WATERVILLE — City councilors tonight will take a third and final vote on whether to build a $2.75 million police station at Head of Falls.

The meeting is scheduled for 7 p.m. and will be preceded by a 6:15 p.m. executive session to discuss tax abatements and a 6:45 p.m. public hearing on a Community Development Block Grant.

Last week, councilors heard a proposal from officials representing MaineToday Media who want to sell that company’s Morning Sentinel building on Front Street to the city for use as a police station.

Anthony Armstrong and Robert Baldacci of Baldacci Real Estate Group, in Portland, asked the council to allow them two weeks to come up with a plan to make structural changes to the building to make it more suitable for use as a police station.

City Council Chairman Charles “Fred” Stubbert Jr., D-Ward 1, supports retrofitting the Sentinel building for use as a police station, but City Manager Michael Roy and the Police Station Study Committee favor building a station at Head of Falls.

Roy cites several reasons, including lack of space to build a sally port and have adequate room for traffic to go around the rear of the building, lack of parking spaces on the property and inadequate space for building a backup generator, among other issues.

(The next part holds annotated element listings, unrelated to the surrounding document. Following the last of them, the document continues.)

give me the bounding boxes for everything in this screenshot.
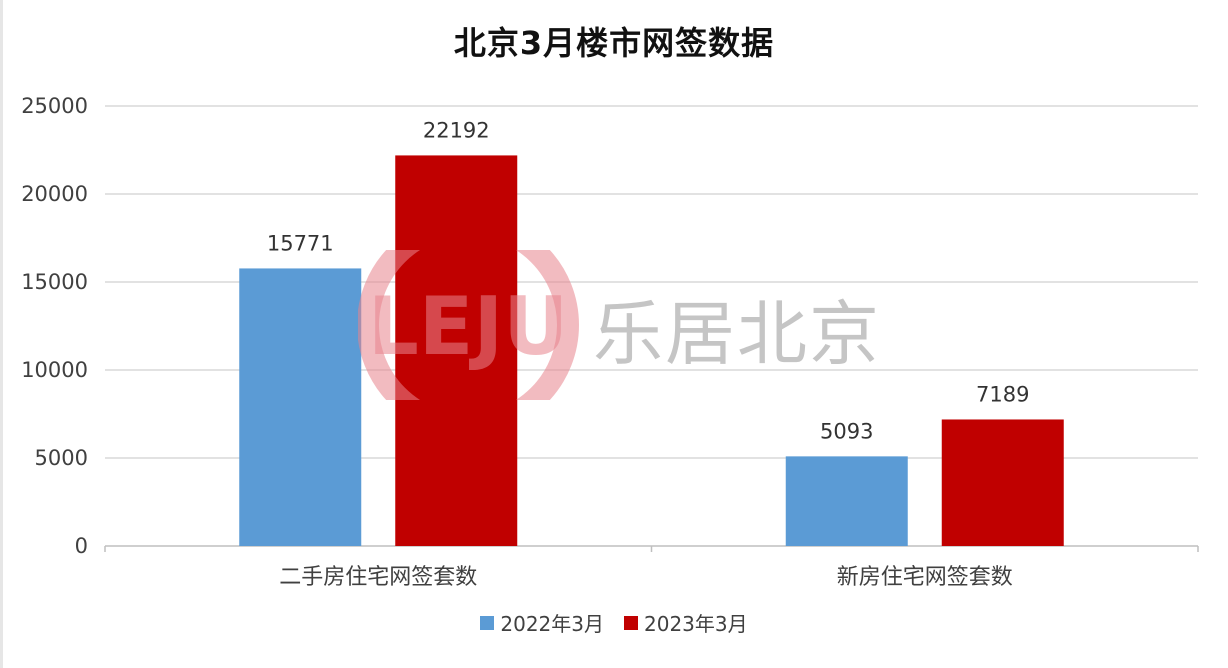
legend: 2022年3月 2023年3月 [0, 608, 1228, 637]
y-tick-label-0: 0 [75, 534, 88, 558]
legend-swatch-2022 [480, 615, 495, 630]
bar-0-1 [395, 155, 518, 546]
bar-0-0 [239, 268, 362, 546]
bar-1-0 [785, 456, 908, 546]
data-label-1-1: 7189 [976, 382, 1029, 406]
labels-layer: 0 5000 10000 15000 20000 25000 15771 22192 二手房住宅… [21, 94, 1029, 590]
left-edge-strip [0, 0, 3, 668]
legend-item-2023: 2023年3月 [624, 608, 748, 637]
category-label-1: 新房住宅网签套数 [837, 565, 1013, 590]
y-tick-label-20000: 20000 [21, 182, 88, 206]
bars-layer [239, 155, 1064, 546]
legend-item-2022: 2022年3月 [480, 608, 604, 637]
bar-1-1 [941, 419, 1064, 546]
y-tick-label-25000: 25000 [21, 94, 88, 118]
category-label-0: 二手房住宅网签套数 [279, 565, 477, 590]
data-label-0-1: 22192 [423, 118, 490, 142]
legend-label-2022: 2022年3月 [500, 612, 604, 636]
y-tick-label-15000: 15000 [21, 270, 88, 294]
legend-label-2023: 2023年3月 [644, 612, 748, 636]
y-tick-label-10000: 10000 [21, 358, 88, 382]
data-label-1-0: 5093 [820, 419, 873, 443]
legend-swatch-2023 [624, 615, 638, 630]
data-label-0-0: 15771 [267, 231, 334, 255]
chart-title: 北京3月楼市网签数据 [453, 24, 775, 62]
y-tick-label-5000: 5000 [35, 446, 88, 470]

Roy also says the Sentinel building does not meet structural code for public safety buildings.

However, Armstrong says changes to the building can be made to make it work for the police station. He and Baldacci want to present the city with a proposal to make appropriate changes to the building, then sell it to the city.

The city last year hired Port City Architecture, of Portland, to design a police station. Roy said Monday that the city has spent between $10,000 and $15,000 so far for Port City’s services.

He said if the Sentinel does its own design and construction prior to a sale, the city would have to figure out what to do with Port City, which was hired to design either a new building or a renovation of an existing building.

In other matters tonight, councilors will consider taking a third and final vote to approve a tax increment financing district and adopting a related development program to let Kennebec Valley Gas Co. build a natural gas pipeline through the city.

Roy supports the plan.

“I think natural gas is very, very important as an energy alternative,” he said. “I’m not, generally speaking, a big TIF (tax increment financing) advocate; but I’m convinced in this case that in order to secure the financing it needs, municipal approvals are very, very important.”

If councilors approve the district and development plan, 80 percent of property tax revenue for the first 10 years of the pipeline’s use would go to the developer and 20 percent to the city; for the next five years, 60 percent would go to the developer and 40 percent to the city.

Councilors also will consider authorizing Roy to complete paperwork for accepting $100,000 in Community Development Block Grant funds from the state Department of Economic and Community Development for improving job creation help to the Jobs for Maine Graduates program and the Maine Manufacturing Extension Partnership.